Thursday 10 January 2013

#Mobile phones to help women empower themselves #gender

In the last years my focus was moving more towards mobile content then mobile design. But indeed as Ronda Zelezny-Green mentioned in her blogpost, the user design can make the difference in getting people, and specifically women increasingly into mobile use for learning. The technology has some affordances that can be improved for specific populations, addressing specific issues. In the case of Ronda, she points towards the Jokko initiative, tackling literacy. But indeed, there are other groups that might benefit from simplified, design specific mobile phones. Whether this specialized mobile design would be tackled on the operating system level, or based on a set of mobile apps that rearrange the actual design of the phone needs to be studied by experts in those areas. Nevertheless, I am all in favor of being able to tweak a phone in such a way that specific learner groups can be addressed in an improved way.

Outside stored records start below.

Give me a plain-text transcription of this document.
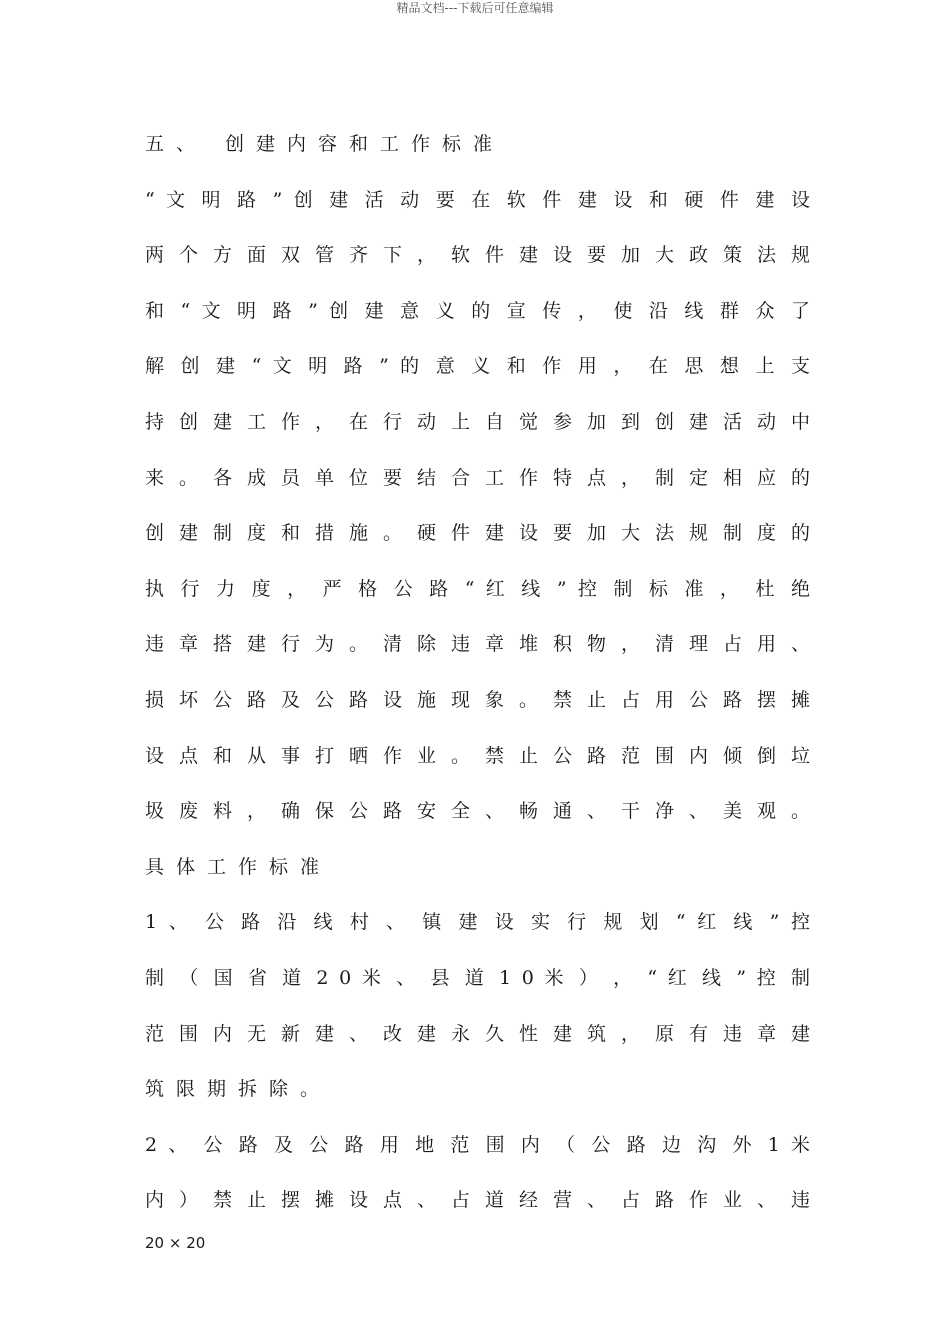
精品文档---下载后可任意编辑
五、 创建内容和工作标准
“ 文 明 路 ” 创 建 活 动 要 在 软 件 建 设 和 硬 件 建 设
两 个 方 面 双 管 齐 下 ， 软 件 建 设 要 加 大 政 策 法 规
和 “ 文 明 路 ” 创 建 意 义 的 宣 传 ， 使 沿 线 群 众 了
解 创 建 “ 文 明 路 ” 的 意 义 和 作 用 ， 在 思 想 上 支
持 创 建 工 作 ， 在 行 动 上 自 觉 参 加 到 创 建 活 动 中
来 。 各 成 员 单 位 要 结 合 工 作 特 点 ， 制 定 相 应 的
创 建 制 度 和 措 施 。 硬 件 建 设 要 加 大 法 规 制 度 的
执 行 力 度 ， 严 格 公 路 “ 红 线 ” 控 制 标 准 ， 杜 绝
违 章 搭 建 行 为 。 清 除 违 章 堆 积 物 ， 清 理 占 用 、
损 坏 公 路 及 公 路 设 施 现 象 。 禁 止 占 用 公 路 摆 摊
设 点 和 从 事 打 晒 作 业 。 禁 止 公 路 范 围 内 倾 倒 垃
圾 废 料 ， 确 保 公 路 安 全 、 畅 通 、 干 净 、 美 观 。
具体工作标准
1 、 公 路 沿 线 村 、 镇 建 设 实 行 规 划 “ 红 线 ” 控
制 （ 国 省 道 2 0 米 、 县 道 1 0 米 ） ， “ 红 线 ” 控 制
范 围 内 无 新 建 、 改 建 永 久 性 建 筑 ， 原 有 违 章 建
筑限期拆除。
2 、 公 路 及 公 路 用 地 范 围 内 （ 公 路 边 沟 外 1 米
内 ） 禁 止 摆 摊 设 点 、 占 道 经 营 、 占 路 作 业 、 违
20 × 20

There might be a mobile market for more of these user-focused design initiatives: people who are impaired (adapted to impairment), people with specific chronic diseases (immediate health relevance based on sensors available, log book options), sports people (more stats and evolution's , geeks (transparent tech details of any kind)... But of course this type of design can only work if it is build in participation with the user group it wants to target, which inevitably takes more time because more iterations are necessary but still, it looks like a market to me.